こちらの「高福寺」は、およそ400年の歴史があるそうですが、元日の地震で倒壊してしまいました。

そして、元日には一番いい飾りをして参拝者を迎えていたそうですが本堂もつぶれてしまい、代々受け継いできた仏像も取り出せていないということです。

この町で生まれ育った80代の男性は「崩れたお寺を見ると『涙が出る思い』」と目を潤ませていました。

65歳以上の高齢者が人口の5割を超える珠洲市。

近くの小学校は避難所になっているのですが、ご高齢の方々にお話を伺うと、「大きな避難所の環境になじめない」「目が不自由で避難所では迷惑をかけてしまうから」と、多少自宅が損壊していても、あえて自宅で避難を続ける方もいらっしゃいました。

避難所などを通じて食料や水は確保できているそうですが、「とにかく電気がつかないと気持ちまで暗くなる」と、まずはライフラインの復旧を望まれていました。

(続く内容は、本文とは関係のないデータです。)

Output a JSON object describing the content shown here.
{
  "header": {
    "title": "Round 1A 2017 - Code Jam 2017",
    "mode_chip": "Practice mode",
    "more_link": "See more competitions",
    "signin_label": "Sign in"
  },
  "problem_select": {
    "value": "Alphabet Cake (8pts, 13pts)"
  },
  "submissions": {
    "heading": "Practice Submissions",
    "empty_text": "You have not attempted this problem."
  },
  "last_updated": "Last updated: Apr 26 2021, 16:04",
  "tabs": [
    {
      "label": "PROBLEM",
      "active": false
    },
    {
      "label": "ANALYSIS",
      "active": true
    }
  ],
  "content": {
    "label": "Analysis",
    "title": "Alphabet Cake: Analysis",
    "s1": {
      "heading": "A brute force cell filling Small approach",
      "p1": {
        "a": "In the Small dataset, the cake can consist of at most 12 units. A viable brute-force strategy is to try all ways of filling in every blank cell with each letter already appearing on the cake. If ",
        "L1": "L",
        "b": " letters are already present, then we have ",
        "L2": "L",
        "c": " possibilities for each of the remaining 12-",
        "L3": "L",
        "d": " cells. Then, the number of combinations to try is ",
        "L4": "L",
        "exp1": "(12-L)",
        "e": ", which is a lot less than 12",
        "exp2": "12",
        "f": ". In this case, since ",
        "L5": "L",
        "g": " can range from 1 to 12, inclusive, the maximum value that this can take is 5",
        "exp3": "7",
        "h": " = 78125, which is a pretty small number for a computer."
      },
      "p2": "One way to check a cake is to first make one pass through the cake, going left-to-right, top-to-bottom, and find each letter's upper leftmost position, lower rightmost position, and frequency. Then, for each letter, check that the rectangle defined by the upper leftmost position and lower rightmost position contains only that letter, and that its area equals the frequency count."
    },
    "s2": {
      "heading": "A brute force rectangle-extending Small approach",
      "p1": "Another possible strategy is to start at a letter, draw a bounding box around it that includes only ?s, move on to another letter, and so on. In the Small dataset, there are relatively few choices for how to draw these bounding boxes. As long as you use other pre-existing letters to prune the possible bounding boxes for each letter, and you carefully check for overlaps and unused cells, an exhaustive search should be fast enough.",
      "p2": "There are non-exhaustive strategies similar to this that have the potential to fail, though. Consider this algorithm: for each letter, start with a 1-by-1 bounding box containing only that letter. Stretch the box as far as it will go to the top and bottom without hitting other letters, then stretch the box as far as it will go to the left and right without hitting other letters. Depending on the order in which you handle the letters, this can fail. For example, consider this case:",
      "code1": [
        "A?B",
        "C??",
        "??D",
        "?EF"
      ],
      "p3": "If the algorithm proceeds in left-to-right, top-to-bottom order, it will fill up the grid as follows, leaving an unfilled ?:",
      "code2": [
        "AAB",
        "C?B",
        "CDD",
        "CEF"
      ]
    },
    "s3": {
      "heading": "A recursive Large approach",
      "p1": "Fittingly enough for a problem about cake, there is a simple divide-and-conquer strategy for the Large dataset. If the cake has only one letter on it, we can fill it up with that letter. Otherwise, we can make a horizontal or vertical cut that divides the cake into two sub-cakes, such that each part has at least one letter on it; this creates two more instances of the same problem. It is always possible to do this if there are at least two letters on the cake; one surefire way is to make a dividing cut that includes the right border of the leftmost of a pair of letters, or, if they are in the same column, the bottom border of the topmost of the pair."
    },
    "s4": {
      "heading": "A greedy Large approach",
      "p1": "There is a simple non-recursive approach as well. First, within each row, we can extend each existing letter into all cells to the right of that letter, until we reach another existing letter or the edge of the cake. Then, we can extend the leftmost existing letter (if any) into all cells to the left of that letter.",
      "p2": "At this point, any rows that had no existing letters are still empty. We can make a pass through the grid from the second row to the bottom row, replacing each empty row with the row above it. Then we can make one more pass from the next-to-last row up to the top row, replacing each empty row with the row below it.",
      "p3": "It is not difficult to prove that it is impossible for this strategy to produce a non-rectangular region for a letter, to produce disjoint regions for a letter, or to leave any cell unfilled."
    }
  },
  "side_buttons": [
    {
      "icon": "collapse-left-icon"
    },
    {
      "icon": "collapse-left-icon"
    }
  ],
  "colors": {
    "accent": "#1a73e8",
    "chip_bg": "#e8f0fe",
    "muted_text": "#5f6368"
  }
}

また、親子でコメ農家を営む70代の女性からはこんな声も聞かれました。

--地震がずっと続いているから怖くないですか
正院町の住民
「怖いけども行くとこないし、向こう(避難所)行ってもなかなか思ったようにならないし」
「ここがだめになるまでここにおるしか仕方ない」
「この町なくなったら、さみしいなと。ほとんどの人みんな子供やら娘やらそこに行ってしまうし」
「いいな~おらもどっか~と思って誰のところも頼るところもないし、情けないほんとに」

この場所で避難生活を続ける理由について、「田んぼを守りたい、復旧できるかわからないけれど、この土地を離れることはできない」と話し、いま望むことはなんですかと伺うと、「物をとりだしたり片付けたり、ボランティアさんが来てくれたらありがたい」と言っていました。

石川県や珠洲市災害ボランティアセンターでは、ボランティアの事前登録が始まっています。

こちらのお寺には「踏み出せば、その一足が道になる」という言葉が書かれています。

今はまだ、多くの人が現地に入って復旧のお手伝いの一歩を踏み出す時ではありませんが、復旧の道を切り開くには、確実に多くの力が必要とされています。